The demand of edge devices is steadily increasing with the rapid technological explosion on the Internet of Things (IoT) domain. As the edge devices are getting more complex and require larger computational capability, conventional CMOS technology is becoming difficult to process the ever-growing data with its constrained speed and power consumption [1]. Especially, when DNNs (Deep Neural Networks) have tremendous succeeded in variety of applications including computer vision, natural language processing, medical diagnosis, big data analysis etc. [2], [3] creating the big space for them used as a fundamental element in edge devices, which further challenges CMOS technology based edge computing.

Recently, Resistive Random-Access Memory (RRAM) with the attractive features, like non-volatility, faster switching, near-zero leakage power, uncomplicated co-integration with CMOS technology, low programming voltage, and low read/write latency has emerged to replace and/or complement the conventional CMOS technology [4], [5] for running complex DNN algorithms on edge devices.
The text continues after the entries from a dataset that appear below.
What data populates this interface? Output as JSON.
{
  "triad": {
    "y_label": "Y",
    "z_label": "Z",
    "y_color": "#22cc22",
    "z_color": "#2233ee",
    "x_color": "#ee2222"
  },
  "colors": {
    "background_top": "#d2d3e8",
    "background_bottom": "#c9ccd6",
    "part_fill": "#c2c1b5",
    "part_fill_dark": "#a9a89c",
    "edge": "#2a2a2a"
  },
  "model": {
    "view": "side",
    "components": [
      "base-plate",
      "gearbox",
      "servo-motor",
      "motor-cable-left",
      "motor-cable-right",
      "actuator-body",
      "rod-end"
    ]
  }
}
RRAM was physically manufactured by Hewlett-Packard in 2008 [6] which was based on Professor Chua's postulation from 1971 [7]. RRAM can work for an analog operation to generate multilevel conductive states and memorize the amount of charge that has been flowed through it. It could retain that state until a new pulse is provided to change the previous conductive state [7]. This unique feature can be exploited to implement in-situ matrix-vector multiplication that is the most crucial operation for the weight update in DNNs. Despite having excellent properties, the RRAMbased DNN is yet to be commercially available because of Stuck-At-Fault (SAF) defect resulting from the low yield in the fabrication [8], device initialization (forming), and heavy device utilization [8], [9]. SAFs cause a discrepancy between original weights calculated from the algorithm and the mapped weight to crossbar arrays. Since some RRAMs are forever stuck at the Low Resistive State (LRS) or High Resistive State (HRS) because of the SAF, the accuracy of the DNN model drastically degrades.

To alleviate the impact of SAF on the accuracy in a RRAMbased DNN, several works have been done before. The inherent self-healing capability of the neural network was proposed where weights with high influences will not be mapped to the defected RRAM cell [10]. SAF rescuing method was proposed where the algorithm identifies the significant weights first and remaps the weights in the area with less defected RRAMs [11]. On-Line Fault Detection [12], stuck-at-fault tolerance in RRAM computing systems [13] and recovering stuck-at-fault defects using matrix transformation [14] were also proposed

This work was supported in part by the National Science Foundation under Grant 1953544 and Grant 1855646.

to restore the accuracy drop because of SAFs.

Although these techniques can partly recover the performance loss of a neural network, sometimes, they have to face challenges. This is because: 1) considering the sporadic nature of the SAF defect and the huge number of devices in IoT applications, an individual optimization and custom design for each device is too time consuming and is not realistic; 2) considering the complex periphery control circuit, the large hardware overhead in the system has made them an undesirable solution. So, a more universal solution is required to cover all devices irrespective of the distinctiveness of defects in RRAM arrays. In this paper, a new technology - differential mapping is proposed for the RRAM-based DNN to create a strong immunity to the SAF. It does not target to obtain the optimizing pattern for the individual device but cover any RRAM product and can be largely used to improve the overall inference accuracy.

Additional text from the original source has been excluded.